My daughter said, “Wouldn’t it be awesome if you got paid millions of dollars to lounge around all day?”

It’s a strange thought since neither my wife or I are lazy. We both work long hours and often work weekends. The idea may have risen because we work so hard. My daughter may have been thinking, “Mom and Dad should have a vacation.” My response was, “How can you create anything if you lounge around all day?”

This Saturday Morning Breakfast Cereal comic mocked how dreams change as we age. As children we have fantastic ideas. Our thoughts about what we can accomplish are bizarre, remarkable, and impractical. We are convinced we can achieve our dreams.

As we age, our aspirations stop being monumental. Someone we respected, perhaps a parent or teacher, told us our ideas weren’t feasible. Other humans convinced us our ideas were no good. It’s heartbreaking that another human told us to stop dreaming.

Seth Godin states that creativity is killed due to lack imagination and fear:

Basically, most people don’t believe something better can occur. They believe that the status quo is also the best they can do. So they don’t look. They don’t push. They don’t ask, “what else?” and “what now?” They settle.

Ideas are fragile and although they don’t die; our imaginations weaken as we age. Marie Laska said:

Not that dreams die with age but they do tend to become burdened with an awareness of what is realistic and what isn’t, based on one’s place in life.

We’ve inherited broken imaginations from our elders. What they considered realistic has been passed on to us. However, truly amazing people are too stubborn - a trait seen as being negative - and continue to use their imagination, regardless of what other’s say.

But, how many of us still have our imaginations intact? The world affects us all. But, a few still slip through the cracks. Steve Jobs labeled them the crazy ones.

In, Inventing on Principle, Bret Victor describes how fragile ideas are. His commentary starts at 9:32:

Ideas are very important to me and the thing about ideas is that ideas start small. Ideas start out tiny and weak and fragile. In order to develop and mature, ideas need an environment where the creator can nurture them. Take care of them and feed them and shape there growth. This is what the principle of immediate connection is all about. Since ideas are so precious to me, when I see this principle violated, when I see ideas stillborn or stunted because the creator couldn’t see what they were doing, I feel that’s wrong. Not wrong in the sense of violating a UI guideline or going against a best practice, but wrong in a deeper sense than that.

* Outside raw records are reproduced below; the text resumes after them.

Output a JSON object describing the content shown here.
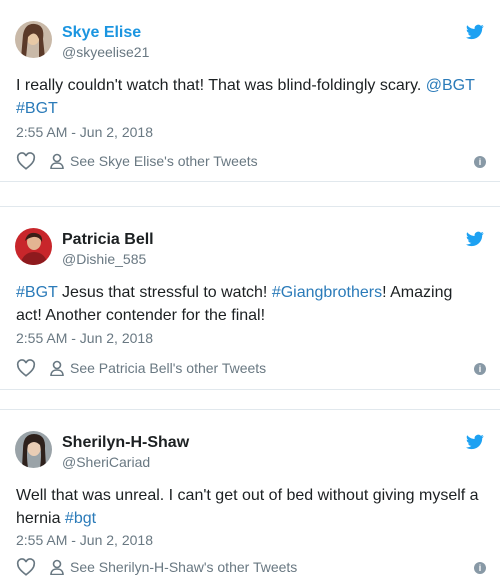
{
  "tweets": [
    {
      "name": "Skye Elise",
      "handle": "@skyeelise21",
      "segments": [
        {
          "text": "I really couldn't watch that! That was blind-foldingly scary. ",
          "link": false
        },
        {
          "text": "@BGT",
          "link": true
        },
        {
          "text": " ",
          "link": false
        },
        {
          "text": "#BGT",
          "link": true
        }
      ],
      "time": "2:55 AM - Jun 2, 2018",
      "other_tweets": "See Skye Elise's other Tweets"
    },
    {
      "name": "Patricia Bell",
      "handle": "@Dishie_585",
      "segments": [
        {
          "text": "#BGT",
          "link": true
        },
        {
          "text": " Jesus that stressful to watch! ",
          "link": false
        },
        {
          "text": "#Giangbrothers",
          "link": true
        },
        {
          "text": "! Amazing act! Another contender for the final!",
          "link": false
        }
      ],
      "time": "2:55 AM - Jun 2, 2018",
      "other_tweets": "See Patricia Bell's other Tweets"
    },
    {
      "name": "Sherilyn-H-Shaw",
      "handle": "@SheriCariad",
      "segments": [
        {
          "text": "Well that was unreal. I can't get out of bed without giving myself a hernia ",
          "link": false
        },
        {
          "text": "#bgt",
          "link": true
        }
      ],
      "time": "2:55 AM - Jun 2, 2018",
      "other_tweets": "See Sherilyn-H-Shaw's other Tweets"
    }
  ],
  "colors": {
    "link": "#2b7bb9",
    "brand": "#1da1f2",
    "muted": "#697882"
  },
  "icons": {
    "brand": "twitter-bird-icon",
    "like": "heart-icon",
    "profile": "person-icon",
    "info": "info-icon"
  }
}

Rather than discouraging dreams we should nurture other’s to accomplish their dreams. Maybe I should have supported my daughter’s vision by saying, “If you want to lounge all day, you’ll find a way.”

Don’t let your dreams be deflated. The people you respect aren’t always right, no matter how much you admire them. Use other’s opinions and feedback as creative criticism. Let the world strengthen and grow your ideas. Iterate on ideas and let them manifest. All ideas become durable with conviction and time.